The Cowboys still have enough cap room—Spotrac projects them to be $13.4 million under the cap right now—to boost the offense by adding another free agent, but the team is running out of time to find suitable talent.

Veteran wideouts such as Julio Jones and Jarvis Landry are still looking for new homes this offseason, and they are players who could give Dallas some steady production at a relatively cheap price if they can stay healthy.

There are also some proven offensive linemen such as Duane Brown and Daryl Williams on the open market, and they could provide insurance to the offensive trenches and bolster a line in transition.

One of Dallas' main issues last year was consistency, especially late in the season. After scoring 29 or more points in five of their first six games, the team only reached that mark four more times after the Week 7 bye.

Michael Ainsworth/Associated Press

The team's two highest-scoring performances came down the stretch against a pair of NFC East rivals—Dallas dropped 56 on the Washington Commanders in Week 16 and 51 on the Philadelphia Eagles in Week 18—but those were sandwiched around a 25-22 loss to the Arizona Cardinals and punctuated by an embarrassing 23-17 loss to the San Francisco 49ers in the Wild Card Round.

It's hard to envision the Cowboys having as high of an offensive ceiling as they did last year, but they can improve with better play-calling and shrewd adjustments by head coach Mike McCarthy and offensive coordinator Kellen Moore.

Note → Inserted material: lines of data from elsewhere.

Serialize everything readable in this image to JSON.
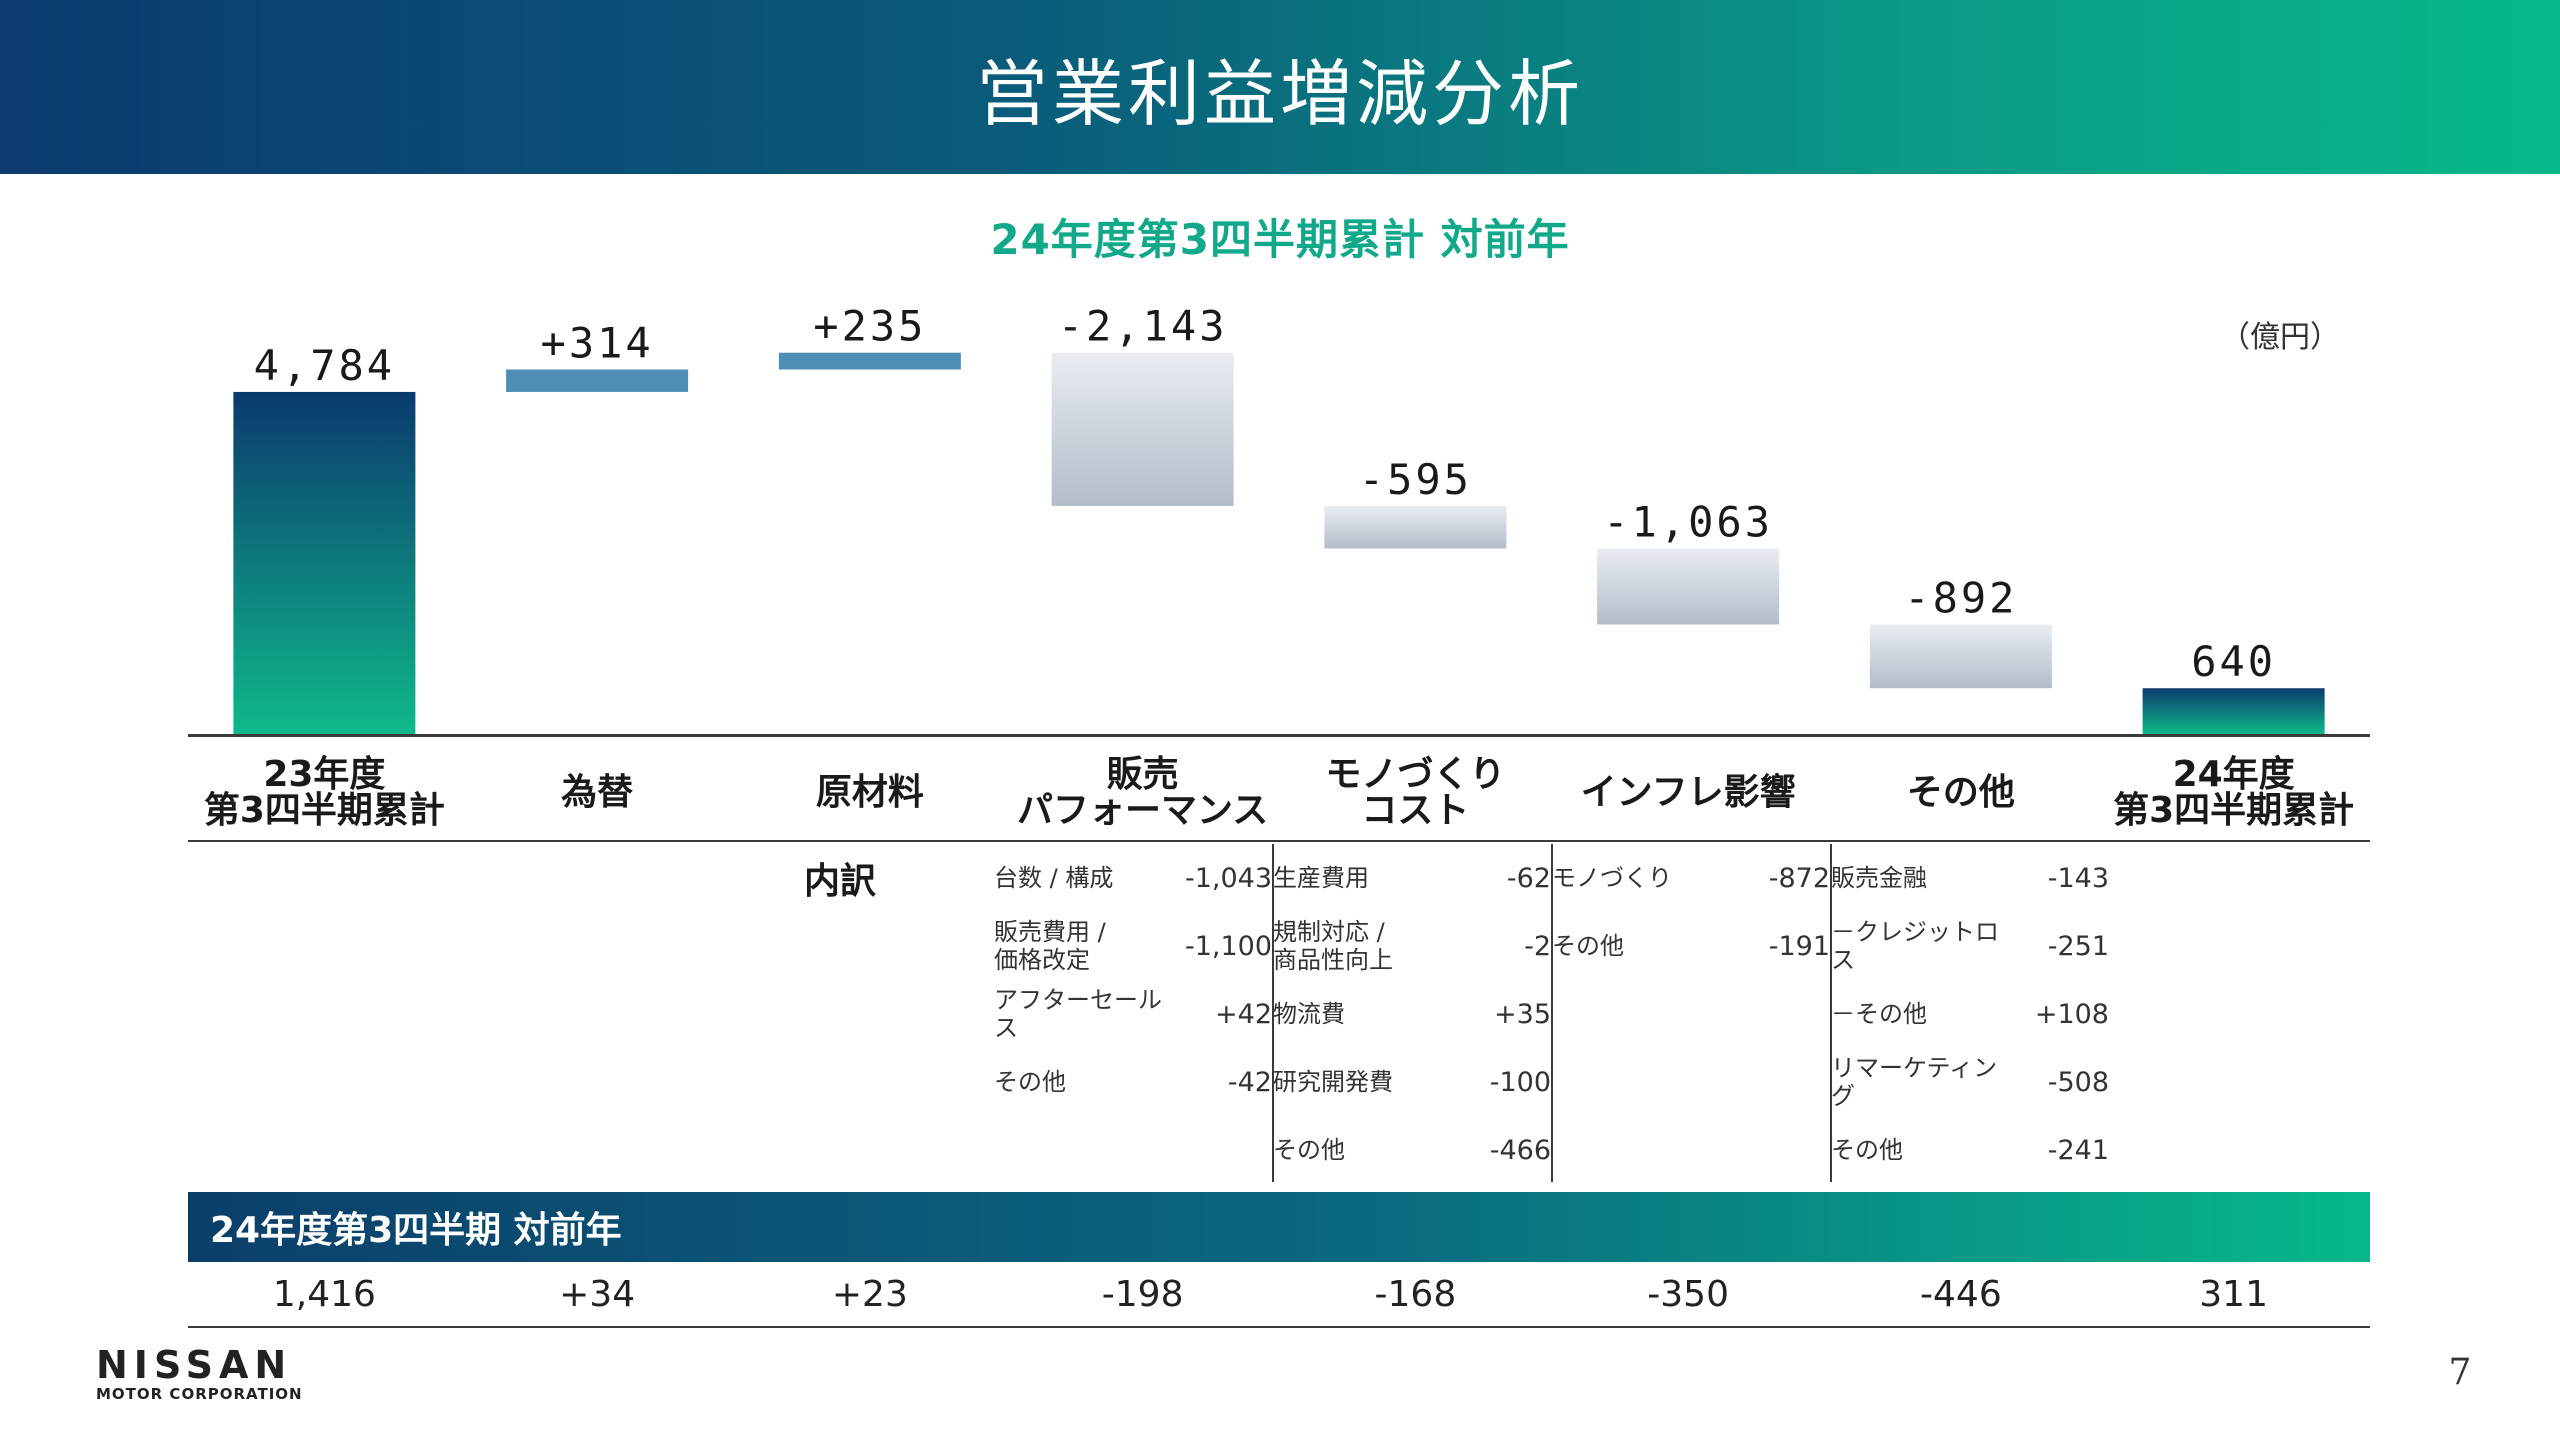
{
  "title": "営業利益増減分析",
  "subtitle": "24年度第3四半期累計 対前年",
  "unit": "（億円）",
  "chart_data": {
    "type": "bar",
    "subtype": "waterfall",
    "title": "24年度第3四半期累計 対前年",
    "unit": "億円",
    "categories": [
      "23年度\n第3四半期累計",
      "為替",
      "原材料",
      "販売\nパフォーマンス",
      "モノづくり\nコスト",
      "インフレ影響",
      "その他",
      "24年度\n第3四半期累計"
    ],
    "values": [
      4784,
      314,
      235,
      -2143,
      -595,
      -1063,
      -892,
      640
    ],
    "data_labels": [
      "4,784",
      "+314",
      "+235",
      "-2,143",
      "-595",
      "-1,063",
      "-892",
      "640"
    ],
    "kinds": [
      "total",
      "increase",
      "increase",
      "decrease",
      "decrease",
      "decrease",
      "decrease",
      "total"
    ],
    "ylim": [
      0,
      5400
    ],
    "grid": false,
    "colors": {
      "total_top": "#0b3a6e",
      "total_bottom": "#0fb98a",
      "increase": "#4f8db5",
      "decrease_top": "#e9edf2",
      "decrease_bottom": "#b3bcc9"
    }
  },
  "breakdown": {
    "title": "内訳",
    "columns": [
      {
        "rows": [
          {
            "label": "台数 / 構成",
            "value": "-1,043"
          },
          {
            "label": "販売費用 /\n価格改定",
            "value": "-1,100"
          },
          {
            "label": "アフターセールス",
            "value": "+42"
          },
          {
            "label": "その他",
            "value": "-42"
          }
        ]
      },
      {
        "rows": [
          {
            "label": "生産費用",
            "value": "-62"
          },
          {
            "label": "規制対応 /\n商品性向上",
            "value": "-2"
          },
          {
            "label": "物流費",
            "value": "+35"
          },
          {
            "label": "研究開発費",
            "value": "-100"
          },
          {
            "label": "その他",
            "value": "-466"
          }
        ]
      },
      {
        "rows": [
          {
            "label": "モノづくり",
            "value": "-872"
          },
          {
            "label": "その他",
            "value": "-191"
          }
        ]
      },
      {
        "rows": [
          {
            "label": "販売金融",
            "value": "-143"
          },
          {
            "label": "－クレジットロス",
            "value": "-251"
          },
          {
            "label": "－その他",
            "value": "+108"
          },
          {
            "label": "リマーケティング",
            "value": "-508"
          },
          {
            "label": "その他",
            "value": "-241"
          }
        ]
      }
    ]
  },
  "q3": {
    "label": "24年度第3四半期 対前年",
    "values": [
      "1,416",
      "+34",
      "+23",
      "-198",
      "-168",
      "-350",
      "-446",
      "311"
    ]
  },
  "logo": {
    "name": "NISSAN",
    "sub": "MOTOR CORPORATION"
  },
  "page_number": "7"
}
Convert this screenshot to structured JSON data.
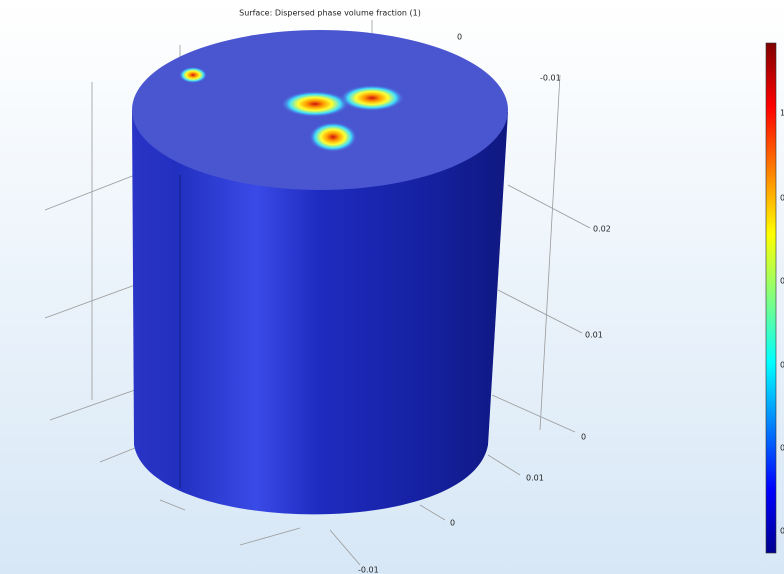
{
  "title": "Surface: Dispersed phase volume fraction (1)",
  "axis_labels": [
    "0",
    "-0.01",
    "0.02",
    "0.01",
    "0",
    "0.01",
    "0",
    "-0.01"
  ],
  "colorbar_labels": [
    "1",
    "0",
    "0",
    "0",
    "0",
    "0"
  ]
}
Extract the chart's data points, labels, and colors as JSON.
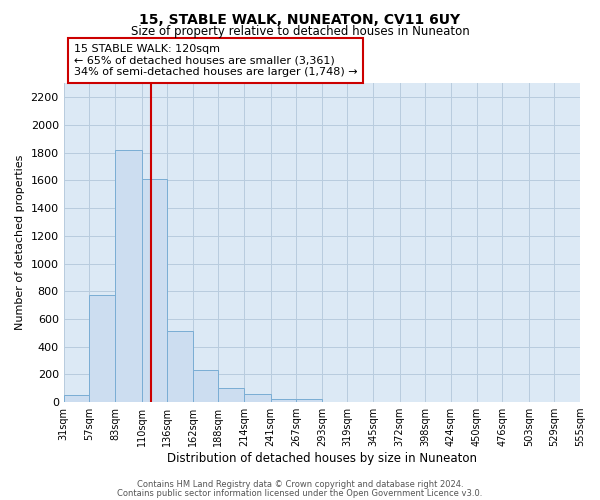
{
  "title": "15, STABLE WALK, NUNEATON, CV11 6UY",
  "subtitle": "Size of property relative to detached houses in Nuneaton",
  "xlabel": "Distribution of detached houses by size in Nuneaton",
  "ylabel": "Number of detached properties",
  "bar_color": "#ccddf0",
  "bar_edge_color": "#7aadd4",
  "background_color": "#ffffff",
  "plot_bg_color": "#dce9f5",
  "grid_color": "#b8ccde",
  "tick_labels": [
    "31sqm",
    "57sqm",
    "83sqm",
    "110sqm",
    "136sqm",
    "162sqm",
    "188sqm",
    "214sqm",
    "241sqm",
    "267sqm",
    "293sqm",
    "319sqm",
    "345sqm",
    "372sqm",
    "398sqm",
    "424sqm",
    "450sqm",
    "476sqm",
    "503sqm",
    "529sqm",
    "555sqm"
  ],
  "bar_heights": [
    50,
    775,
    1820,
    1610,
    510,
    230,
    105,
    55,
    25,
    20,
    0,
    0,
    0,
    0,
    0,
    0,
    0,
    0,
    0,
    0
  ],
  "red_line_x": 120,
  "bin_edges": [
    31,
    57,
    83,
    110,
    136,
    162,
    188,
    214,
    241,
    267,
    293,
    319,
    345,
    372,
    398,
    424,
    450,
    476,
    503,
    529,
    555
  ],
  "annotation_title": "15 STABLE WALK: 120sqm",
  "annotation_line1": "← 65% of detached houses are smaller (3,361)",
  "annotation_line2": "34% of semi-detached houses are larger (1,748) →",
  "annotation_box_color": "#ffffff",
  "annotation_box_edge": "#cc0000",
  "red_line_color": "#cc0000",
  "ylim": [
    0,
    2300
  ],
  "yticks": [
    0,
    200,
    400,
    600,
    800,
    1000,
    1200,
    1400,
    1600,
    1800,
    2000,
    2200
  ],
  "footer_line1": "Contains HM Land Registry data © Crown copyright and database right 2024.",
  "footer_line2": "Contains public sector information licensed under the Open Government Licence v3.0."
}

Dallas is far from hopeless this year. The team is still favored to win the division and is one of the top contenders in the NFC because of its combination of having a top-flight quarterback, elite weapons in Lamb and Schultz and an emerging defense that appears ready to take a step forward.

Even with the offense regressing slightly, the Cowboys will still be a strong team this year with a chance to make some playoff noise if they can improve their consistency and step up defensively.